DELİLLERİN DEĞERLENDİRİLMESİ VE GEREKÇE:
Dava, davacı tarafından davalı şirket aleyhine açılan Tapu İptali ve Tescil davasıdır.
… Bölge Adliye Mahkemesi 14. Hukuk Dairesi’nin 27/09/2023 tarih, 2023/… esas ve 2023/… Karar sayılı ilamında; “….Dava, yükleniciden bağımsız bölüm satın alan kişinin açmış olduğu tapu iptali ve tescil – tazminat davası olup,… 6502 sayılı Kanunun 3. maddesi (I) bendinde “Gerçek veya tüzel kişilerle tüketiciler arasında kurulan eser sözleşmelerini tüketici işlemi kapsamına almıştır.

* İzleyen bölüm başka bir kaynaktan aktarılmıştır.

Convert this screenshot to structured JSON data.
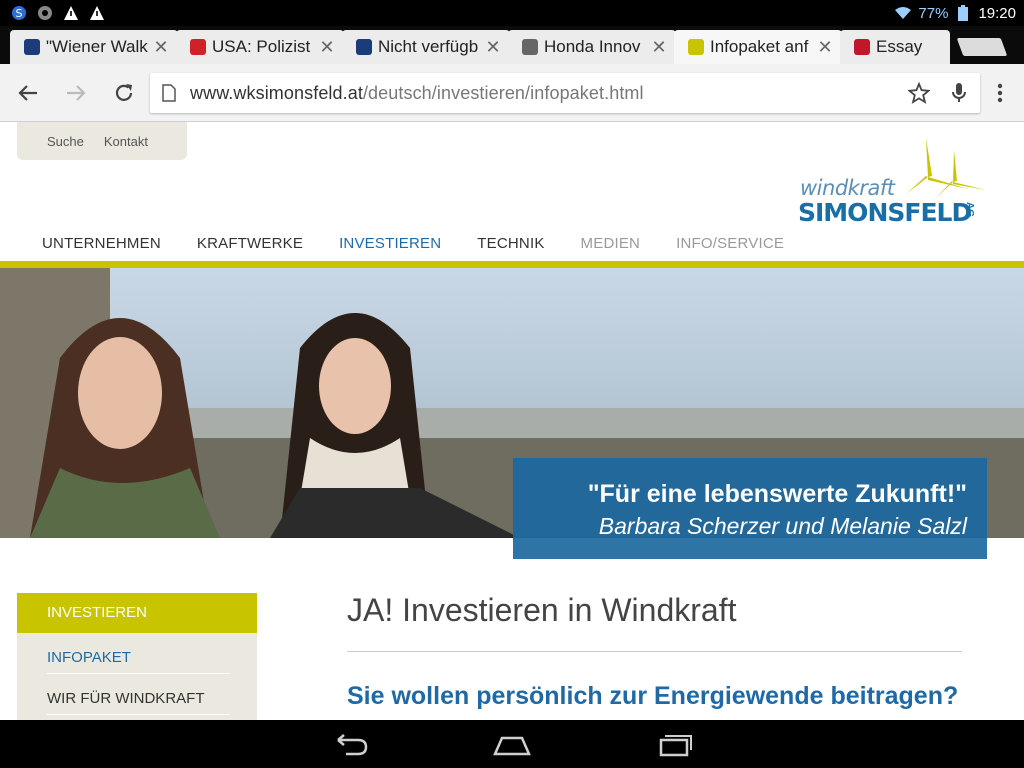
{
  "status": {
    "battery_pct": "77%",
    "time": "19:20"
  },
  "tabs": [
    {
      "title": "\"Wiener Walk",
      "fav": "#1b3b7a",
      "active": false
    },
    {
      "title": "USA: Polizist",
      "fav": "#d0202a",
      "active": false
    },
    {
      "title": "Nicht verfügb",
      "fav": "#1b3b7a",
      "active": false
    },
    {
      "title": "Honda Innov",
      "fav": "#666666",
      "active": false
    },
    {
      "title": "Infopaket anf",
      "fav": "#c9c400",
      "active": true
    },
    {
      "title": "Essay",
      "fav": "#c0182a",
      "active": false
    }
  ],
  "omnibox": {
    "host": "www.wksimonsfeld.at",
    "path": "/deutsch/investieren/infopaket.html"
  },
  "util_links": {
    "search": "Suche",
    "contact": "Kontakt"
  },
  "logo": {
    "line1": "windkraft",
    "line2": "SIMONSFELD",
    "suffix": "AG"
  },
  "main_nav": [
    "UNTERNEHMEN",
    "KRAFTWERKE",
    "INVESTIEREN",
    "TECHNIK",
    "MEDIEN",
    "INFO/SERVICE"
  ],
  "hero": {
    "quote": "\"Für eine lebenswerte Zukunft!\"",
    "author": "Barbara Scherzer und Melanie Salzl"
  },
  "sidebar": {
    "heading": "INVESTIEREN",
    "items": [
      "INFOPAKET",
      "WIR FÜR WINDKRAFT"
    ]
  },
  "content": {
    "title": "JA! Investieren in Windkraft",
    "subtitle": "Sie wollen persönlich zur Energiewende beitragen?"
  },
  "colors": {
    "brand_blue": "#1f6aa6",
    "brand_yellow": "#c9c400"
  }
}
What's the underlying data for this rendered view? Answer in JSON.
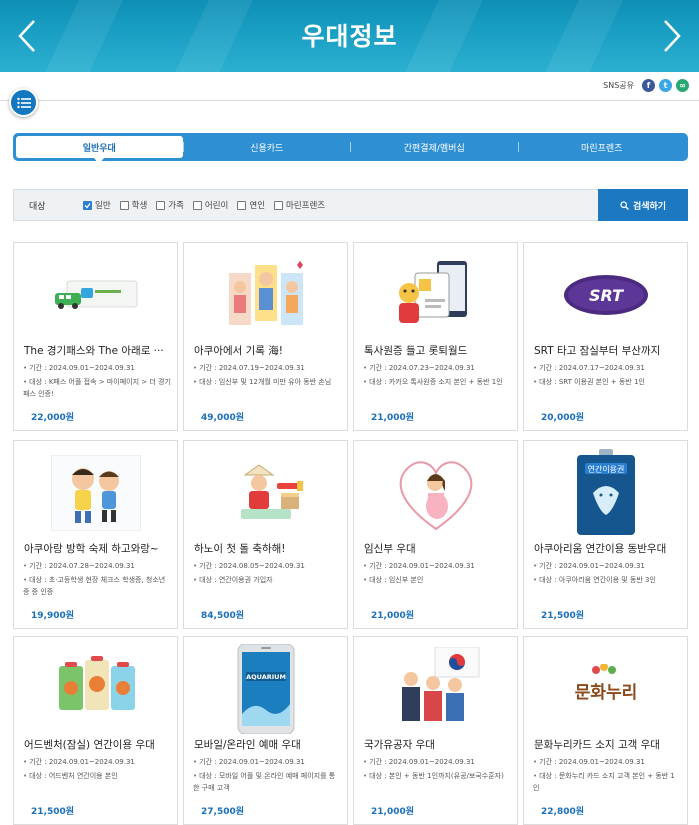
{
  "header": {
    "title": "우대정보"
  },
  "sns": {
    "label": "SNS공유"
  },
  "tabs": [
    {
      "label": "일반우대",
      "active": true
    },
    {
      "label": "신용카드",
      "active": false
    },
    {
      "label": "간편결제/멤버십",
      "active": false
    },
    {
      "label": "마린프렌즈",
      "active": false
    }
  ],
  "filter": {
    "label": "대상",
    "options": [
      {
        "label": "일반",
        "checked": true
      },
      {
        "label": "학생",
        "checked": false
      },
      {
        "label": "가족",
        "checked": false
      },
      {
        "label": "어린이",
        "checked": false
      },
      {
        "label": "연인",
        "checked": false
      },
      {
        "label": "마린프렌즈",
        "checked": false
      }
    ],
    "search_label": "검색하기"
  },
  "cards": [
    {
      "title": "The 경기패스와 The 아래로 ···",
      "period": "기간 : 2024.09.01~2024.09.31",
      "target": "대상 : K패스 어플 접속 > 마이페이지 > 더 경기패스 인증!",
      "price": "22,000원",
      "icon": "gyeonggi-pass-card-icon"
    },
    {
      "title": "아쿠아에서 기록 海!",
      "period": "기간 : 2024.07.19~2024.09.31",
      "target": "대상 : 임신부 및 12개월 미만 유아 동반 손님",
      "price": "49,000원",
      "icon": "family-record-icon"
    },
    {
      "title": "톡사원증 들고 롯퇴월드",
      "period": "기간 : 2024.07.23~2024.09.31",
      "target": "대상 : 카카오 톡사원증 소지 본인 + 동반 1인",
      "price": "21,000원",
      "icon": "employee-id-card-icon"
    },
    {
      "title": "SRT 타고 잠실부터 부산까지",
      "period": "기간 : 2024.07.17~2024.09.31",
      "target": "대상 : SRT 이용권 본인 + 동반 1인",
      "price": "20,000원",
      "icon": "srt-logo-icon"
    },
    {
      "title": "아쿠아랑 방학 숙제 하고와랑~",
      "period": "기간 : 2024.07.28~2024.09.31",
      "target": "대상 : 초·고등학생 현장 체크스 학생증, 청소년증 증 인증",
      "price": "19,900원",
      "icon": "kids-homework-icon"
    },
    {
      "title": "하노이 첫 돌 축하해!",
      "period": "기간 : 2024.08.05~2024.09.31",
      "target": "대상 : 연간이용권 가입자",
      "price": "84,500원",
      "icon": "first-birthday-icon"
    },
    {
      "title": "임신부 우대",
      "period": "기간 : 2024.09.01~2024.09.31",
      "target": "대상 : 임신부 본인",
      "price": "21,000원",
      "icon": "pregnant-woman-icon"
    },
    {
      "title": "아쿠아리움 연간이용 동반우대",
      "period": "기간 : 2024.09.01~2024.09.31",
      "target": "대상 : 아쿠아리움 연간이용 및 동반 3인",
      "price": "21,500원",
      "icon": "annual-pass-icon"
    },
    {
      "title": "어드벤처(잠실) 연간이용 우대",
      "period": "기간 : 2024.09.01~2024.09.31",
      "target": "대상 : 어드벤처 연간이용 본인",
      "price": "21,500원",
      "icon": "adventure-pass-icon"
    },
    {
      "title": "모바일/온라인 예매 우대",
      "period": "기간 : 2024.09.01~2024.09.31",
      "target": "대상 : 모바일 어플 및 온라인 예매 페이지를 통한 구매 고객",
      "price": "27,500원",
      "icon": "mobile-booking-icon"
    },
    {
      "title": "국가유공자 우대",
      "period": "기간 : 2024.09.01~2024.09.31",
      "target": "대상 : 본인 + 동반 1인까지(유공/보국수훈자)",
      "price": "21,000원",
      "icon": "national-merit-icon"
    },
    {
      "title": "문화누리카드 소지 고객 우대",
      "period": "기간 : 2024.09.01~2024.09.31",
      "target": "대상 : 문화누리 카드 소지 고객 본인 + 동반 1인",
      "price": "22,800원",
      "icon": "culture-card-logo-icon"
    }
  ],
  "colors": {
    "header": "#1a9fc4",
    "accent": "#1c78c0",
    "price": "#1a6fb9"
  }
}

Kanunun 73/1. maddesi ise tüketici işlemlerinden doğan davalarda tüketici mahkemelerinin görevli olduğu belirlenmiştir. 6502 sayılı Kanunun 3. maddesi gerekçesinde eser sözleşmelerinin kanun kapsamına alınmasına ilişkin herhangi bir açıklama getirilmemiştir. Ancak, kanunun sistematiği nazara alındığında kanunda zikredilen eser sözleşmelerinden kastın; ticari ve mesleki olmayan amaçlarla, salt kişisel ihtiyaçları için kullanma ve tüketme amacıyla gerçek ve tüzel kişi ile tüketici arasında yapılan eser sözleşmeleri olduğu anlaşılmaktadır. Konut alım-satımına dair uyuşmazlıkların 6502 sayılı Kanun kapsamında değerlendirilebilmesi için tüketicinin malı satın alma amacı çok büyük önem taşımaktadır. Yasa, nihai tüketici tarafından kullanım amacı ile alınan konut ve tatil amaçlı taşınmazlar yönünden geçerlidir. Bir mal veya hizmetin, kişisel ihtiyaçları dışında, belirli bir meslek icrası, belirli bir üretimde kullanma, yatırım amaçlı alım, yeniden satış, kiraya verme, ticari olarak kullanma vs. gibi mesleki veya ticari amaçlarla satın alanların tüketici kabul edilmeyecekleri kuşkusuzdur. Hal böyle olunca davacının satın alma amacının araştırılarak, nihai amacının kişisel ihtiyaç için kullanmak mı yoksa yatırım amaçlı olarak edinme mi belirlenerek sonucuna uygun bir karar verilmesi gerekir. Yargıtay Hukuk Genel Kurulunun 2017/13-… Esas – 2018/… Karar sayılı ilamında “…başka bir anlatımla tüketici işlemi yönünden belirleyici olan, satın alınan mal veya hizmetin sayısı veya bedeli değil, tüketicinin mal veya hizmeti satın alırken ticari veya mesleki amaç ile hareket etmemesi ve yine, kendi ihtiyacı için kullanması ya da tüketmesidir. Bu durum, hukuki işlemin yapılmasında gözetilen amaç olup bu çerçevede kanun uygulayıcısı, önüne gelen uyuşmazlık yönünden alıcının tüketici sıfatını taşıyıp taşımadığını değerlendirmek ve kamu düzenine ilişkin görevle ilgili normları uygulamak zorundadır. Nitekim aynı ilkeler Hukuk Genel Kurulunun 30.06.2010 tarihli, 2010/14-358 E. 2010/353 K. sayılı kararında da vurgulanmıştır…” şeklinde kararı mevcuttur….” şeklindedir.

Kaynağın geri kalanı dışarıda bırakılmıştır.